Every year, pruning of elm trees is prohibited from April 1 to Aug. 31 to reduce the risk of DED. During this time, the elm bark beetles that spread the disease are most active and fresh cuts attract the insects.
Elm beetles can carry a fungus that clogs the tree’s water conducting system, which eventually kills the tree.
DED was first discovered in Saskatchewan in 1981 and continues to be found in more areas of the province.
It currently affects the southeast portion of the province spanning from Cumberland House to Tisdale to Moose Jaw and east of Estevan. The Saskatchewan forestry industry is not affected.
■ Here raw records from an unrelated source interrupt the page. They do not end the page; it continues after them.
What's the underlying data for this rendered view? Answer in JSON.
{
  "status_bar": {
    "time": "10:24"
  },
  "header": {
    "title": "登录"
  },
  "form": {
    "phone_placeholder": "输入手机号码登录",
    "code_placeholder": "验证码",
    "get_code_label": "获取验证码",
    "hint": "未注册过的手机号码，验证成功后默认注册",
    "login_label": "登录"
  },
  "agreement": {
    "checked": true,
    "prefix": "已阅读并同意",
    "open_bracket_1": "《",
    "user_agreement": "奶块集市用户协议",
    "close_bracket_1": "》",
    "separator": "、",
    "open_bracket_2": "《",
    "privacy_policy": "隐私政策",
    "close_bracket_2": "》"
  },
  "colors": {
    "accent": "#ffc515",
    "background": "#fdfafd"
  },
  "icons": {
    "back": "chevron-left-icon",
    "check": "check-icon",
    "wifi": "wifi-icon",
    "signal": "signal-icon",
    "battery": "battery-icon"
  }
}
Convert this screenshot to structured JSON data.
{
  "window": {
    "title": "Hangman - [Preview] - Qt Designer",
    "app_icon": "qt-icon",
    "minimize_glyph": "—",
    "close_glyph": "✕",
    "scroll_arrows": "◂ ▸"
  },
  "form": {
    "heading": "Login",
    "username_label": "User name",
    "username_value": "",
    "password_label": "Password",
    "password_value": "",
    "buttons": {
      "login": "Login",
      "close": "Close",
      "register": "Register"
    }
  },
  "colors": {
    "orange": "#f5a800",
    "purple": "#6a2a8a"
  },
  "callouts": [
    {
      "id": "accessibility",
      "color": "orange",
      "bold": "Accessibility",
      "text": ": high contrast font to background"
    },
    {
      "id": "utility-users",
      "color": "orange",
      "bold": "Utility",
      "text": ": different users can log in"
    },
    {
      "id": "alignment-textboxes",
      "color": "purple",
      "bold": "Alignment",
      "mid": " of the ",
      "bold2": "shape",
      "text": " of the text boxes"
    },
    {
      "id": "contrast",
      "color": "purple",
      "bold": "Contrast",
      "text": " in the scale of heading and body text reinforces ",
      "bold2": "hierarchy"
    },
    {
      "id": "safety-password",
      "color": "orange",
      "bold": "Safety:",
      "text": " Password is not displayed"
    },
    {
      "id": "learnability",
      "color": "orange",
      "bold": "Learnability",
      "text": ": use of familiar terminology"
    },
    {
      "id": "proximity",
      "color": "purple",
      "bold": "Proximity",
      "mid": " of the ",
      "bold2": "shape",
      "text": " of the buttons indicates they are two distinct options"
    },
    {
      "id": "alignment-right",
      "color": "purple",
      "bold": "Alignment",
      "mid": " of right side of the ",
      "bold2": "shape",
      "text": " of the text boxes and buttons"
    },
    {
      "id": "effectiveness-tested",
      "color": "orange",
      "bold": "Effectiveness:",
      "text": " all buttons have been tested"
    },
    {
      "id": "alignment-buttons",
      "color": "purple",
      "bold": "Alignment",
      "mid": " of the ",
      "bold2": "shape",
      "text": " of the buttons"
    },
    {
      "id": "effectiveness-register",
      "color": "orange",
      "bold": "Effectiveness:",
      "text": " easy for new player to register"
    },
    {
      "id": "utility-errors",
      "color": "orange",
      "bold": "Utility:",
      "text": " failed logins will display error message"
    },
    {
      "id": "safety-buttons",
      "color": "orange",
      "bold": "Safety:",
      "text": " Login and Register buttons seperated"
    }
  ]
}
According to the City of Saskatoon, there is no DED present at this time in the city.
The most effective management strategy is to deprive the elm beetle it of breeding habitat. This involves removing tree waste and detached elm wood.
Starting Sept. 1, homeowners are encouraged to start pruning their American and Siberian elms.
Regular pruning, outside the ban period, helps trees resist disease, including DED.
Due to the risk of spreading DED, transporting or storing elm firewood is illegal. The Saskatchewan Ministry of Environment says there were no infractions in 2013 but a couple dozen warnings were issued and complied with.
Elm removal can occur outside the ban; however, the entire tree and stump must be removed by a trained individual with a permit.
The ministry’s insect and disease program specialist Jeff Gooliaff says civilians should get training or seek a certified arborist.
All elm wood should be disposed of by burning or burying it in a location approved by the local municipality.
In Saskatoon, the landfill is the only site approved for elm tree disposal.